2. Laugh. A lot.  When I met Seth we were both missionaries and I had a very serious boyfriend at home "waiting" for me. As the time drew nearer to my return home, I shared with a group of missionary friends the doubts I was having about my future with this boyfriend.  I explained that although my boyfriend wasn't particularly funny, or appreciative of humor in general, or of the opinion that Will Ferrell was funny at all---I guessed that it wasn't something important enough to complain about.  After listening for awhile Seth finally said, "I don't understand that at all. I plan to laugh with my wife everyday.  I want to be 65 and cracking her up."  That was a pivotal moment for me.  I had a very sudden realization that I wanted to be the person he was cracking up in the decades to come.  Thankfully, as it turns out,   I was the person he wanted to make laugh everyday for the rest of his life, too.  He has made good on that promise and I'm positive that laughing together is one of the reasons we are very happily married. 
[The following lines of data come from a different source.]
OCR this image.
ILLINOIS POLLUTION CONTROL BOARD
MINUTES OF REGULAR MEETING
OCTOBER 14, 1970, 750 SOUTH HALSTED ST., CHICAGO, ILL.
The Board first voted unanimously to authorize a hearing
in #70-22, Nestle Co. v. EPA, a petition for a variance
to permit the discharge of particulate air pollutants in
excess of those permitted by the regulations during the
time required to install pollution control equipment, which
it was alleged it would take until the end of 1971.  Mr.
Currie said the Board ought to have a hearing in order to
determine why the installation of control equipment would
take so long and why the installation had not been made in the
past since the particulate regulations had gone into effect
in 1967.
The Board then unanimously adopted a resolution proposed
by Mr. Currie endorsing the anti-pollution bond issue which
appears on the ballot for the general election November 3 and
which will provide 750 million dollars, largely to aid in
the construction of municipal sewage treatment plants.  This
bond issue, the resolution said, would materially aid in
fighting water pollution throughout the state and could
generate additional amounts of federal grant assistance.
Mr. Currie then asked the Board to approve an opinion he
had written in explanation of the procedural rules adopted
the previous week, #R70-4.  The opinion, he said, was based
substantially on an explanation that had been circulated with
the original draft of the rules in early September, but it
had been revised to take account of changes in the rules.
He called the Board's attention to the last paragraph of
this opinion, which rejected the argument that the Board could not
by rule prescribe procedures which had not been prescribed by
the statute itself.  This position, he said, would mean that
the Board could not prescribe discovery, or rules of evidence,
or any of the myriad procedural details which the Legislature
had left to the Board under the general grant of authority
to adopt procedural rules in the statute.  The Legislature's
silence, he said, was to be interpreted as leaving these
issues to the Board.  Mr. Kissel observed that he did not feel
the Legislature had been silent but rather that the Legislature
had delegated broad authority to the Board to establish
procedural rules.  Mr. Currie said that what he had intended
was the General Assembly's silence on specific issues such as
1. Live like you mean it.  One of the greatest lessons I've learned in life came from trying to yo-yo.  I was struggling to get that blasted thing to come back up to me, and Seth said, "Yo-yo like you mean it!"  With the next attempt I flung that yo-yo like a boss, and whaddaya came right back to me.  I realized that I had been hesitating slightly with every attempt, but when I finally gave it 100%, I got the result I wanted.  Now I know that may sound a little simple,  but really, try substituting any activity in place of yo-yo-ing.  In our house you'll often hear us say, "Like you mean it!" when someone is trying to do something, but not really committing.  When you really get down to it--it's the difference between making something good, and something great.  I often tell myself to "parent like I mean it" which to me entails not checking out, or just going through the motions, but to really make sure I'm engaged and connected to my kids and making the most of the moments that matter.  The same thing applies to any relationship.  Be married "like you mean it"! Be a friend "like you mean it"! Be whatever you are "like you mean it!" When we stop holding back and really commit to whatever it is we're doing, we get the results we want.

I can look back on my life and see the decisions I've made and the paths down which they have led me and I can truly say that marrying Seth is the absolute best decision I have ever made, and that I love him more today than I did the day I married him.  Thanks to my snootchie pootchie for making my life so sweet.  I can't wait for the next ten years.